Monopolies are rarely creative or innovative when their power can work for them. Indeed, KTDA’s marketing monopoly is the problem.

It does not want to deal with more immediate problems such as demand side issues, escalating cost of production, resistance to leverage on technology and failure to assist micro producers understand production dynamics.

When supply surpasses demand, the alarm bells should lead management towards market expansion especially to local markets which the agency has to a large extent ignored. Its brands are counterfeited with impunity under the guise of liberalisation.

There has not been aggressive promotion of drinking tea as we see in beer for example. Kenya Breweries has made it a mantra to associate Tusker with the country.

We must see similar promotions in tea to discourage consumption of foreign beverages.

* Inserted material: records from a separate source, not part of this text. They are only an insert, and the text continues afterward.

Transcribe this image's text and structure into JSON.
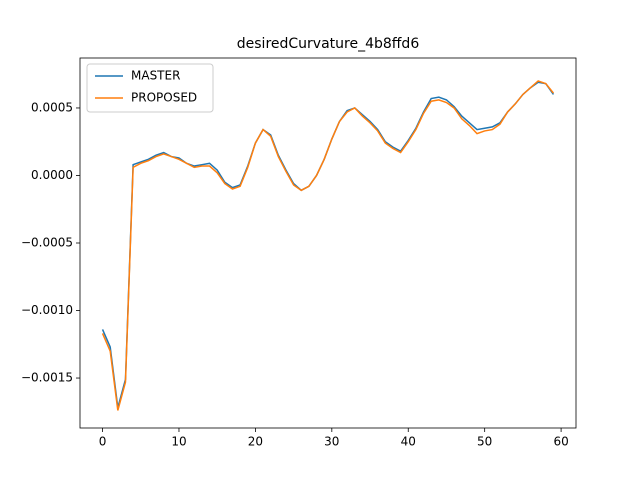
{
  "chart_data": {
    "type": "line",
    "title": "desiredCurvature_4b8ffd6",
    "x": [
      0,
      1,
      2,
      3,
      4,
      5,
      6,
      7,
      8,
      9,
      10,
      11,
      12,
      13,
      14,
      15,
      16,
      17,
      18,
      19,
      20,
      21,
      22,
      23,
      24,
      25,
      26,
      27,
      28,
      29,
      30,
      31,
      32,
      33,
      34,
      35,
      36,
      37,
      38,
      39,
      40,
      41,
      42,
      43,
      44,
      45,
      46,
      47,
      48,
      49,
      50,
      51,
      52,
      53,
      54,
      55,
      56,
      57,
      58,
      59
    ],
    "series": [
      {
        "name": "MASTER",
        "color": "#1f77b4",
        "values": [
          -0.00114,
          -0.00127,
          -0.00172,
          -0.00151,
          8e-05,
          0.0001,
          0.00012,
          0.00015,
          0.00017,
          0.00014,
          0.00013,
          9e-05,
          7e-05,
          8e-05,
          9e-05,
          4e-05,
          -5e-05,
          -9e-05,
          -7e-05,
          7e-05,
          0.00024,
          0.00034,
          0.0003,
          0.00015,
          4e-05,
          -6e-05,
          -0.00011,
          -8e-05,
          0.0,
          0.00012,
          0.00027,
          0.0004,
          0.00048,
          0.0005,
          0.00045,
          0.0004,
          0.00034,
          0.00025,
          0.00021,
          0.00018,
          0.00026,
          0.00035,
          0.00047,
          0.00057,
          0.00058,
          0.00056,
          0.00051,
          0.00044,
          0.00039,
          0.00034,
          0.00035,
          0.00036,
          0.00039,
          0.00047,
          0.00053,
          0.0006,
          0.00065,
          0.00069,
          0.00068,
          0.0006
        ]
      },
      {
        "name": "PROPOSED",
        "color": "#ff7f0e",
        "values": [
          -0.00117,
          -0.0013,
          -0.00174,
          -0.00153,
          6e-05,
          9e-05,
          0.00011,
          0.00014,
          0.00016,
          0.00014,
          0.00012,
          9e-05,
          6e-05,
          7e-05,
          7e-05,
          2e-05,
          -6e-05,
          -0.0001,
          -8e-05,
          6e-05,
          0.00024,
          0.00034,
          0.00029,
          0.00014,
          3e-05,
          -7e-05,
          -0.00011,
          -8e-05,
          0.0,
          0.00012,
          0.00027,
          0.0004,
          0.00047,
          0.0005,
          0.00044,
          0.00039,
          0.00033,
          0.00024,
          0.0002,
          0.00017,
          0.00025,
          0.00034,
          0.00046,
          0.00055,
          0.00056,
          0.00054,
          0.0005,
          0.00042,
          0.00037,
          0.00031,
          0.00033,
          0.00034,
          0.00038,
          0.00047,
          0.00053,
          0.0006,
          0.00065,
          0.0007,
          0.00068,
          0.00061
        ]
      }
    ],
    "xlim": [
      -2.95,
      61.95
    ],
    "xticks": [
      0,
      10,
      20,
      30,
      40,
      50,
      60
    ],
    "ylim": [
      -0.00187,
      0.00087
    ],
    "yticks": [
      {
        "value": -0.0015,
        "label": "−0.0015"
      },
      {
        "value": -0.001,
        "label": "−0.0010"
      },
      {
        "value": -0.0005,
        "label": "−0.0005"
      },
      {
        "value": 0,
        "label": "0.0000"
      },
      0.0005
    ],
    "legend": "upper left"
  }
}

There are lessons to learn from large scale tea producers like Finlay, who have diversified into other markets like introducing new tea varieties that are used in the production of pharmaceutical products.

It is only after the company has exhausted all means of dealing with demand and production cost (politically driven expansion of factories) that they can seek for subsidy to reduce supply in order to discourage dilution of market prices.

Farmers must be sensitised to the fact that the markets have limits.

In fact the agency should use this as an opportunity to effectively deal with micro producers who may never make money or break-even in tea due to their small farms.

There is need to give incentives to these farmers to shift production to other complementary but productive products such tea tree oils.

It is imperative that we always make our critical decisions based on evidence. Otherwise we continue to impoverish our people unnecessarily.

Philosopher David Hume said, “A wise man proportions his belief to the evidence.”

Dr Ndemo is a senior lecturer, University of Nairobi and a former permanent secretary, Ministry of Information and Communication.